I found the best spot on the beach, loads of Mexican families, kids burying their siblings to their necks in the sand. Guys going in the water in jeans. I could use a big word but it was just damned nice.

 Sometimes, I thought about nothing. Or read. I got all the way through "Wild," which I'd started several times but, like a lot of other things, just didn't take top priority until now. Here, I had nothing but time. Damn, that was good to read. I'd see kids who reminded me of my kids. I was missing them a ton but knew this was a rare opportunity to be where I was. My favorite race, The Other Half, was this past weekend, and it was big that I was able to decide, hey, the race will be there next year. I was just looking forward to seeing my kids and sitting in my new house with my kids, and my new cat. Hear that? That post-divorce dog I was going to get is a motherfucking cat. He picked me long before I picked him. And I wanted to hang with the cat too.

 I decided, some time during the week, that I am going to take another swing at 100 miles. I'm over the "failed at Leadville" mentality. I went out at the toughest spot, not because I quit, but couldn't move fast enough. It'll be something in the spring, in the place of a spring road marathon.

 I thought about school, doing something different that what I am doing now. Uncannily, I started Aron Ralston's "Between A Rock And A Hard Place." True to my impatient nature, I skipped ahead to some stuff at the end-where he's recovering from his 127 Hours here in Grand Junction, Colorado, at St Mary's, where I've worked since last summer. He's describing the view from the hospital roof (the "old" hospital, not the top of the tall, modern tower that was recently built), in my neighborhood, I read thank you's, the recreational therapist I know from the Life Center whom I'd refer to as "The Yeti" the way he stealths in and out from the pool over there. I laughed at how damned small the world really is, and that hell, you only go around once. Working at the Life Center, I'd started seriously thinking about going back to school to be a PT assistant or recreational therapist. I'd watched what they did. Talked to a few of them about their jobs. It would be a major undertaking. I enjoy my job but don't want to be in central scheduling forever. I also laughed that when Aron thought he might not never get out of there, he was thinking about talking to friends and having a big, salty margarita. Yeah, that's a good focus rather than your arm being pinned to a rock.

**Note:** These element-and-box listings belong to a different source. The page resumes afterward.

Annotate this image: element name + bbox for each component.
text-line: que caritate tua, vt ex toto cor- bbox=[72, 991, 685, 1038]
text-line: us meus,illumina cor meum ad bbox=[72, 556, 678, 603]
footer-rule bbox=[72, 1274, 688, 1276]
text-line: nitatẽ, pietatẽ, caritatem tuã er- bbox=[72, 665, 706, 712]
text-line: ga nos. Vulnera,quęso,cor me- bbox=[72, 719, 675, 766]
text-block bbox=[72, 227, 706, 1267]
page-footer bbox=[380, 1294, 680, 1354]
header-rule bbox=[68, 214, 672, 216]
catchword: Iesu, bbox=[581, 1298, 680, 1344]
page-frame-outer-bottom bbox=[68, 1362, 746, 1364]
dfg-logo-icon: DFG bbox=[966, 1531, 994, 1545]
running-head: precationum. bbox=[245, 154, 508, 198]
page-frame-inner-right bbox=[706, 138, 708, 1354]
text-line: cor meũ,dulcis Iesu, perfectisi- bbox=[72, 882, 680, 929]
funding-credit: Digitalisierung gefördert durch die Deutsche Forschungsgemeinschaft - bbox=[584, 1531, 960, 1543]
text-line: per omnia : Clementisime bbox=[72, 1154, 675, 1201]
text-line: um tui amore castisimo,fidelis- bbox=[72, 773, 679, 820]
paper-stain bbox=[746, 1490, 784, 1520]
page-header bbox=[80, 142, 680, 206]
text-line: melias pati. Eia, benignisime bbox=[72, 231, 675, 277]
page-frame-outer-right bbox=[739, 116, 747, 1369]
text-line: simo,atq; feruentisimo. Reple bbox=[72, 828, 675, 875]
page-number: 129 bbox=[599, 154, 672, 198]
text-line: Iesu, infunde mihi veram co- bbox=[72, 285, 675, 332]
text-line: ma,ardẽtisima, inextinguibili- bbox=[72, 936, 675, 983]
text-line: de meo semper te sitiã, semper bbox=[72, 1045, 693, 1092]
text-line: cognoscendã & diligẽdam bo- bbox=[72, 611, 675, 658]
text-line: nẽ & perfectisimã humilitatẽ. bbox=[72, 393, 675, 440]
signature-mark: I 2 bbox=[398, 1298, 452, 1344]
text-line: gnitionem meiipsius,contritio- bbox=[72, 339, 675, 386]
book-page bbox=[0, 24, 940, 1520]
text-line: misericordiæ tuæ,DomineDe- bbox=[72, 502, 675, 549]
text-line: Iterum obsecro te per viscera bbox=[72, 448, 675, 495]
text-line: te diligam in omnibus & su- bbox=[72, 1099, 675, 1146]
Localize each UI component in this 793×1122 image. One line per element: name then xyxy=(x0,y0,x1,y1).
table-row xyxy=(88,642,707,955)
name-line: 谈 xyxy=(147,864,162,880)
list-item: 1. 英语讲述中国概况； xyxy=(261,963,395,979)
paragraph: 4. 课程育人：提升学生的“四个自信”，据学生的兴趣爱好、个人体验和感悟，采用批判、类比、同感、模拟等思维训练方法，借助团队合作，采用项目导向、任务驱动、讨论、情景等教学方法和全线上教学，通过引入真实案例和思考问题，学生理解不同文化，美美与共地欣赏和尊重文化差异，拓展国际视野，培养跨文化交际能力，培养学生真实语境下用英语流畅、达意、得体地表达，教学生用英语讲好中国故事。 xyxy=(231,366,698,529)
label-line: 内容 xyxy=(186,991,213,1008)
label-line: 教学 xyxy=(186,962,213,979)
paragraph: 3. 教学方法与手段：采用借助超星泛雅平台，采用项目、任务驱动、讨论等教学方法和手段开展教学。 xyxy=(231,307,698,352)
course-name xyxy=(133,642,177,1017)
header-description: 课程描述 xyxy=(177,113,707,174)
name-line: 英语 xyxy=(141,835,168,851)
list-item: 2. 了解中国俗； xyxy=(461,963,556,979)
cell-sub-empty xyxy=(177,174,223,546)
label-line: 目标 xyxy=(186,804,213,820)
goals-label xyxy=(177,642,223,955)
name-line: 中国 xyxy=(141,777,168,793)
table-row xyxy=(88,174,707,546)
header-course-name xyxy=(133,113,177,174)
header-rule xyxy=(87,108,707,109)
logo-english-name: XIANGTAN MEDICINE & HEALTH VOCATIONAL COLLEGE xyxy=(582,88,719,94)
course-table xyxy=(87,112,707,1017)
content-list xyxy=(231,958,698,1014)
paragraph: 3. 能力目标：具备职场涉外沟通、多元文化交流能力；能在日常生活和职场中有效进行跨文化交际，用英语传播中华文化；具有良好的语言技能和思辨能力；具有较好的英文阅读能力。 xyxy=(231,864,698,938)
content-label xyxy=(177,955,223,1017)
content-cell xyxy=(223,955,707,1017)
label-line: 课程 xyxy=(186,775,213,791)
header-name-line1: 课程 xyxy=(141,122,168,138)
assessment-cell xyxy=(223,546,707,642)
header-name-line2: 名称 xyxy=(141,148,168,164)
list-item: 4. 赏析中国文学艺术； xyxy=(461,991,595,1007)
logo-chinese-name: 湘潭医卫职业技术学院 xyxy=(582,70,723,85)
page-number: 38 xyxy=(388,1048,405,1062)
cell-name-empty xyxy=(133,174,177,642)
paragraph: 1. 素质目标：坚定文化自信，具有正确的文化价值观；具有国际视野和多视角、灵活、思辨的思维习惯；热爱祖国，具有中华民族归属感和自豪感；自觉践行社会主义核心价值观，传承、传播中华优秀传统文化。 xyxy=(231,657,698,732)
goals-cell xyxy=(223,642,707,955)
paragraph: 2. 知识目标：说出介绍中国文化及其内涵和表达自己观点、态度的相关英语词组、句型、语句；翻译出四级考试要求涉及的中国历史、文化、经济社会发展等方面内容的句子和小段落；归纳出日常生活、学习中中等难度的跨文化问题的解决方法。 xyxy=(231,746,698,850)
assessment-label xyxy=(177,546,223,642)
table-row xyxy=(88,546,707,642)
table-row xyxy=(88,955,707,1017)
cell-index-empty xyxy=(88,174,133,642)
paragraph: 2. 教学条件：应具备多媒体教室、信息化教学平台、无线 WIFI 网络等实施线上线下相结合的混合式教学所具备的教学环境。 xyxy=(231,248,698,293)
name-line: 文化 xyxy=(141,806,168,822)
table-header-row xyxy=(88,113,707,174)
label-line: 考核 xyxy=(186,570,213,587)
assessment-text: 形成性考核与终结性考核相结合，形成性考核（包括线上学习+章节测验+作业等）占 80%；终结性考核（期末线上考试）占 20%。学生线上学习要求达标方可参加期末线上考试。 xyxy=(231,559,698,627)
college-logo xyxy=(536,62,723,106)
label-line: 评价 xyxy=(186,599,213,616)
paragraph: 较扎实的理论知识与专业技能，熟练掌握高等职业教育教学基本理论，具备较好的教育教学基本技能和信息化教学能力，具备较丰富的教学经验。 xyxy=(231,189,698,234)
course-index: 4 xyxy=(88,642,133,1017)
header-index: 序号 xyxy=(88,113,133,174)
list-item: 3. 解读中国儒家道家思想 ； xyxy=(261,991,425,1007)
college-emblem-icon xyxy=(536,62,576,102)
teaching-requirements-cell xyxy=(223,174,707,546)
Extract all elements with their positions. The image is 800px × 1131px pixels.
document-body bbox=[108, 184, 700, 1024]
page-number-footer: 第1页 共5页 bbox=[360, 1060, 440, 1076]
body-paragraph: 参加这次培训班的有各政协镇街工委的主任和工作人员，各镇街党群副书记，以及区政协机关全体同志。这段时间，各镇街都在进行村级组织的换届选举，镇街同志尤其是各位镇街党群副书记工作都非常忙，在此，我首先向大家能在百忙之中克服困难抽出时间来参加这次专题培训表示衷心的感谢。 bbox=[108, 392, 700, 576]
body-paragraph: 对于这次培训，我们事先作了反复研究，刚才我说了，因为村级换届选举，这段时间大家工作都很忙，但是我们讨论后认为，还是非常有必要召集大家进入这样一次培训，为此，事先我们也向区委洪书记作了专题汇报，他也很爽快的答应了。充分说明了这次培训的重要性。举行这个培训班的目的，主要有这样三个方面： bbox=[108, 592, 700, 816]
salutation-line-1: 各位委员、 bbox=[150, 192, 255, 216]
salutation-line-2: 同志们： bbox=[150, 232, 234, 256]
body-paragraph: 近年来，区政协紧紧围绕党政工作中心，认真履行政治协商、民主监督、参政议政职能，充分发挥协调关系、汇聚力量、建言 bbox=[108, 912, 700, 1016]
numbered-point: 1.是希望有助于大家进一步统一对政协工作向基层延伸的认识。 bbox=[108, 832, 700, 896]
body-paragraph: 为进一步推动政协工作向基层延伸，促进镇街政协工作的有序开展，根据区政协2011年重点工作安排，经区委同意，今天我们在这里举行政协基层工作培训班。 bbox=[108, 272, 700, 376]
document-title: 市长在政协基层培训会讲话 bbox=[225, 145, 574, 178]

 When I came back, one of the first things I did was sleep a lot. And then I easily gave up my yoga cleaning gig-on a permanent basis. I'm still on as a sub but letting one thing go that wasn't a top priority was big. So, the yoga studio owner suggested it, but it was a good idea. She's right, I have about a million class credits there. I just need to go in and practice again.

I hung out with my kids and my cat, who went on a big wander right after we moved him. I know cats don't want to be found if they don't want to be found, so it was with great joy that my youngest kids spotted him and coaxed him inside. He's going to get to resume indoor/outdoor lifestyle soon, but he's also sleeping off an adventure. So, that's that.

I was sad to not be at The Other Half this weekend, but also not, when I woke up at 7am on Sunday after ten hours of sleep, knowing that I needed it, and that my friends had boarded the bus an hour prior. Oh, my competitive side is still there. I did look at results and see where my 2013 time would've landed me,'s just a race. It'll be there next year. It was much better this year to be seeing angels in the architecture, spinning in infinity and saying hey, hallellujah.